Comment le président de l’Arcom peut-il prétendre qu’il n’était pas au courant de ce qu’il a signé ?
La réponse est claire et directe :
Martin Ajdari peut difficilement prétendre de bonne foi qu’il n’était pas au courant ou n’aurait pas participé à la transaction qui l’a conduit à valider de sa main et es qualité, le protocole transactionnel qui indemnisait une salariée enceinte de presque 6 mois virée « pour en avoir trop vu ou trop dit » ?

La CGC de l’audiovisuel qui avait été amenée à défendre aux Prud’hommes la collaboratrice et le collaborateur virés Illico presto et donc, à avoir connaissance des documents liés à ces dossiers, notamment celui évoqué par la presse ces derniers jours (*) explique pourquoi.
(*) Les révélations publiées par La Lettre sur la gestion d’une affaire de harcèlement et d’agressions sexuelles présumées au sein de France Télévisions ne peuvent rester sans conséquences politiques, administratives et morales.

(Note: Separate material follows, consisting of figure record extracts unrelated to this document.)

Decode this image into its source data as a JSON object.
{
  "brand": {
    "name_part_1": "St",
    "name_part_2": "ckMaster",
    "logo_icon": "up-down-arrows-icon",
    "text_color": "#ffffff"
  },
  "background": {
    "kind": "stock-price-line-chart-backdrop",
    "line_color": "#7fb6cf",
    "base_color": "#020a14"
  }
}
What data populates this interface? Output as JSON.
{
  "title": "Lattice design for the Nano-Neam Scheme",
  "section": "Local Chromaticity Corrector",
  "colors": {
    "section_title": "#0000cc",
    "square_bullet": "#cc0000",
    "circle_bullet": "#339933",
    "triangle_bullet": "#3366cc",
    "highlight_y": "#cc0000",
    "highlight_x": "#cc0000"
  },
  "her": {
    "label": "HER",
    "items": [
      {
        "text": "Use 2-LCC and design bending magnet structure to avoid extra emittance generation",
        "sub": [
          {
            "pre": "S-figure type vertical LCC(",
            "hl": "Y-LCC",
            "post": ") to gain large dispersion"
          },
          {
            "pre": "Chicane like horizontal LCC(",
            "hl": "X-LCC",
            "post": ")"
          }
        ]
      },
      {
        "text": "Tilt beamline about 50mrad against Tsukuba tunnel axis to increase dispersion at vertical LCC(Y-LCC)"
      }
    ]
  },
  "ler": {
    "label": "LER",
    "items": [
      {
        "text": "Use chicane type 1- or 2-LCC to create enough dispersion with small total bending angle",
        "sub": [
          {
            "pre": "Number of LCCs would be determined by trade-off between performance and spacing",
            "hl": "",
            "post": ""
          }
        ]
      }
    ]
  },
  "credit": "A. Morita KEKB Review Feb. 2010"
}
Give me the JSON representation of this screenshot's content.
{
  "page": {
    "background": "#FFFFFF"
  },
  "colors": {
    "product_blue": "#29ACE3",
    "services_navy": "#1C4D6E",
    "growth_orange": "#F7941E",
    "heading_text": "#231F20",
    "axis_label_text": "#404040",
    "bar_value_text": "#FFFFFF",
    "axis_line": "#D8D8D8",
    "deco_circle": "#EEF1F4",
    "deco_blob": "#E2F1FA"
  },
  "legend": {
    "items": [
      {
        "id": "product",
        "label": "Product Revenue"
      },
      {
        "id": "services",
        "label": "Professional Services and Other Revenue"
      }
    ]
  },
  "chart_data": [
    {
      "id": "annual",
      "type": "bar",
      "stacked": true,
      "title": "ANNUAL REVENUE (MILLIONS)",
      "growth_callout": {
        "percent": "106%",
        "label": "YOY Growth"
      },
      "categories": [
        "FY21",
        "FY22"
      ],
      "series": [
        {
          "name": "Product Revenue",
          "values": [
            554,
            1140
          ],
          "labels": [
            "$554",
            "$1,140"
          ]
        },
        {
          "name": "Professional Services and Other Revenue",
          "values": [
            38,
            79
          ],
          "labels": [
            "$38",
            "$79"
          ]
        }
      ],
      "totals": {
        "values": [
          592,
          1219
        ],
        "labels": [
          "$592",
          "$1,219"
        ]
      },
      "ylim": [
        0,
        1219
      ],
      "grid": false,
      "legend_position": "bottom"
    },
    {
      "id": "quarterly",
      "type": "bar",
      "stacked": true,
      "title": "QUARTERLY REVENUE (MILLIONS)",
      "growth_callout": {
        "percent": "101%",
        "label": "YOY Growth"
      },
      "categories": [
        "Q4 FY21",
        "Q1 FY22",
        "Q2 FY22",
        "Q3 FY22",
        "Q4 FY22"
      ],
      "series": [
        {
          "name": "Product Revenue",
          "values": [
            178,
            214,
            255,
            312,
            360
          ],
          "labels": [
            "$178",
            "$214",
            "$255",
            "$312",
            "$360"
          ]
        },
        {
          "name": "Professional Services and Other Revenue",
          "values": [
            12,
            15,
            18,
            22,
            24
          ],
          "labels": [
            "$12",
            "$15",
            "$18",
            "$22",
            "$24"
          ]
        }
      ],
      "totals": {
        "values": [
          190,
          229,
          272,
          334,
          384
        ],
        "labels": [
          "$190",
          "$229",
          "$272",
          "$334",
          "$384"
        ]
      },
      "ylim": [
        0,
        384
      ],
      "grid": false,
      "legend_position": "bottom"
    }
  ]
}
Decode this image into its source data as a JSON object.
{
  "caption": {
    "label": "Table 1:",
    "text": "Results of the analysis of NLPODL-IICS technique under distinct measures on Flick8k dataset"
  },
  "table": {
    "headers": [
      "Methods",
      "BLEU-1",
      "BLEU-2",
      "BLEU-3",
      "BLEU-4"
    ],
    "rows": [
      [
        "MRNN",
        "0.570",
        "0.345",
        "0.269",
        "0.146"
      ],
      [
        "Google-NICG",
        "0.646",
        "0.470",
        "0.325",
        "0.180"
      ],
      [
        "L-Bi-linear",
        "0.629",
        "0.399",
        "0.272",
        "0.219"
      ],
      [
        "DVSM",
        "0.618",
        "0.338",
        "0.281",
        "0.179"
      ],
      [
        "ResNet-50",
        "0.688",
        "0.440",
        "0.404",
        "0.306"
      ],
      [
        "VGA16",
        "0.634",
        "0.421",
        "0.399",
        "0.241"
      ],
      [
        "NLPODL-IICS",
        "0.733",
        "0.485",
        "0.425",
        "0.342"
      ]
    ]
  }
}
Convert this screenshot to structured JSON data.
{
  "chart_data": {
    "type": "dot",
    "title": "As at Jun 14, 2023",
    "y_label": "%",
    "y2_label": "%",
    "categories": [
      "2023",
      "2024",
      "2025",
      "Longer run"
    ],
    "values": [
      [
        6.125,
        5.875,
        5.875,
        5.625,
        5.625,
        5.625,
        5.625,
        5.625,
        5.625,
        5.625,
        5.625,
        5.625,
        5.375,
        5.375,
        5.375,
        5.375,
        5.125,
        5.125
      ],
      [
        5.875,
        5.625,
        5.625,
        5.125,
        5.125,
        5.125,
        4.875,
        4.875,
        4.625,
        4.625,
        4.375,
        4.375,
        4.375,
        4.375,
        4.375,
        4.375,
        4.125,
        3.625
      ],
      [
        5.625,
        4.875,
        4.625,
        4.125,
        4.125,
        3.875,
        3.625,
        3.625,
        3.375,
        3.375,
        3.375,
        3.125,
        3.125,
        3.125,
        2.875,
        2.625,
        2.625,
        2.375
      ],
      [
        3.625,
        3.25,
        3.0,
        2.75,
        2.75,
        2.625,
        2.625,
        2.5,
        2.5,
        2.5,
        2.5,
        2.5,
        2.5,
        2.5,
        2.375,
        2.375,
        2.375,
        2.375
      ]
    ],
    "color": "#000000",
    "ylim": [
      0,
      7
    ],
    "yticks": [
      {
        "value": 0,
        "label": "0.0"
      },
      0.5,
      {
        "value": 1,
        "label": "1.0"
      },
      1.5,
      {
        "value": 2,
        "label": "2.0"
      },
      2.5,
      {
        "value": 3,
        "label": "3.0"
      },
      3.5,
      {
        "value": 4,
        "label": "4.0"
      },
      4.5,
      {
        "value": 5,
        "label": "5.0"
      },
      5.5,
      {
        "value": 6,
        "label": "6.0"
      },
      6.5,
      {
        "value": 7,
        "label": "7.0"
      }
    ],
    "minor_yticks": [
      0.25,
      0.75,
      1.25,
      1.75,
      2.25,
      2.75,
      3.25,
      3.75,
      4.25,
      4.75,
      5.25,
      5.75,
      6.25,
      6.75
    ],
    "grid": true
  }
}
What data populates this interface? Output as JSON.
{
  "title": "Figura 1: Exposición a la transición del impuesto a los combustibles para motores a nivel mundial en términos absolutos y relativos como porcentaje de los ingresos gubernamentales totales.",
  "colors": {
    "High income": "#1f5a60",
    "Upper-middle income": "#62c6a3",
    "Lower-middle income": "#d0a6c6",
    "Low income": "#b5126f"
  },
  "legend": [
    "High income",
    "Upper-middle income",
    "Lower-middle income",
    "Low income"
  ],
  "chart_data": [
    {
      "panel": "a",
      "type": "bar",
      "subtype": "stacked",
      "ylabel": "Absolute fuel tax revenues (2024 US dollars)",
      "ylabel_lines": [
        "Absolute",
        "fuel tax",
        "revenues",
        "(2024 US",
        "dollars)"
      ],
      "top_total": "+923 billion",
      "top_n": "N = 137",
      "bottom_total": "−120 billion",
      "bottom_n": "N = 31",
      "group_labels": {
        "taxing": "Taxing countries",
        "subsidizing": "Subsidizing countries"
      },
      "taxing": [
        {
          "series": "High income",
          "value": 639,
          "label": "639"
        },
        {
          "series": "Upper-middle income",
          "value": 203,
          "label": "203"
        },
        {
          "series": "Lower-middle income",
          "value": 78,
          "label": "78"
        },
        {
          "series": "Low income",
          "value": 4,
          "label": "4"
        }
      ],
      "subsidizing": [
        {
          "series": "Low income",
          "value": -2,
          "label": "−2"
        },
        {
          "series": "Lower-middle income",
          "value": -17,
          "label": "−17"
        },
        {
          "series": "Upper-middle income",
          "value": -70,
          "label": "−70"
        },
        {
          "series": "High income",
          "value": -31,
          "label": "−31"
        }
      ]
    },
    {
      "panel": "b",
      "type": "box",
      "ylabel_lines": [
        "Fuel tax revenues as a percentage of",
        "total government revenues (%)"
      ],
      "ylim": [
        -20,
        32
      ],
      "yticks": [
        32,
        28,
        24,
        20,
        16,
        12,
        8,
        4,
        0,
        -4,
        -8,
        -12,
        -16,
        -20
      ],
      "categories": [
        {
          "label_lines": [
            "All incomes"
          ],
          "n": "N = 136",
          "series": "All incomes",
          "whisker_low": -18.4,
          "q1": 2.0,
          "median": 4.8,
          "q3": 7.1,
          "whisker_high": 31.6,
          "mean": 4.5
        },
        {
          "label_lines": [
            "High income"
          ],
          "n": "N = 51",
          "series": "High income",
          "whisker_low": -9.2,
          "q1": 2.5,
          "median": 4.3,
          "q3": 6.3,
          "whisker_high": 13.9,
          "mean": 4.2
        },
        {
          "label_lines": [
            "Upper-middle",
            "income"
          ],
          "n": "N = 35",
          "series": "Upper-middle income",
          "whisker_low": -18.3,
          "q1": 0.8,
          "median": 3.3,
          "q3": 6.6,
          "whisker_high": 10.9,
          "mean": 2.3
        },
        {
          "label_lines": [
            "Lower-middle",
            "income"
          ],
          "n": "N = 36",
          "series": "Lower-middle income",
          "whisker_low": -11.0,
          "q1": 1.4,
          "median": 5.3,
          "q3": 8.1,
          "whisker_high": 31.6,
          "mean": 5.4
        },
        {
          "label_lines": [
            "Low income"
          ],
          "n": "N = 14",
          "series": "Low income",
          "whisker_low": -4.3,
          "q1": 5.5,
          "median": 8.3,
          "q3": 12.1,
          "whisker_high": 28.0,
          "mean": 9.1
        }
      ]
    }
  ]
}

À travers le signalement effectué par le député Charles Alloncle après l’audition de Martin Ajdari devant la commission d’enquête sur l’audiovisuel public, c’est toute une culture de l’omerta qui ressurgit.
Selon l’article, les faits se sont déroulés sur le plateau de l’émission Ce soir (ou jamais !) de Frédéric Taddeï. Une assistante de production aurait alerté sa hiérarchie après des comportements graves imputés à deux salariés de la production envers de jeunes femmes présentes dans le public...
1. Le protocole est signé de sa main . Le fait qu’il a apposé sa signature avec la mention manuscrite « bon pour transaction, bon pour désistement d’instance et d’action » prouve qu’il a personnellement validé l’accord, y compris son caractère transactionnel.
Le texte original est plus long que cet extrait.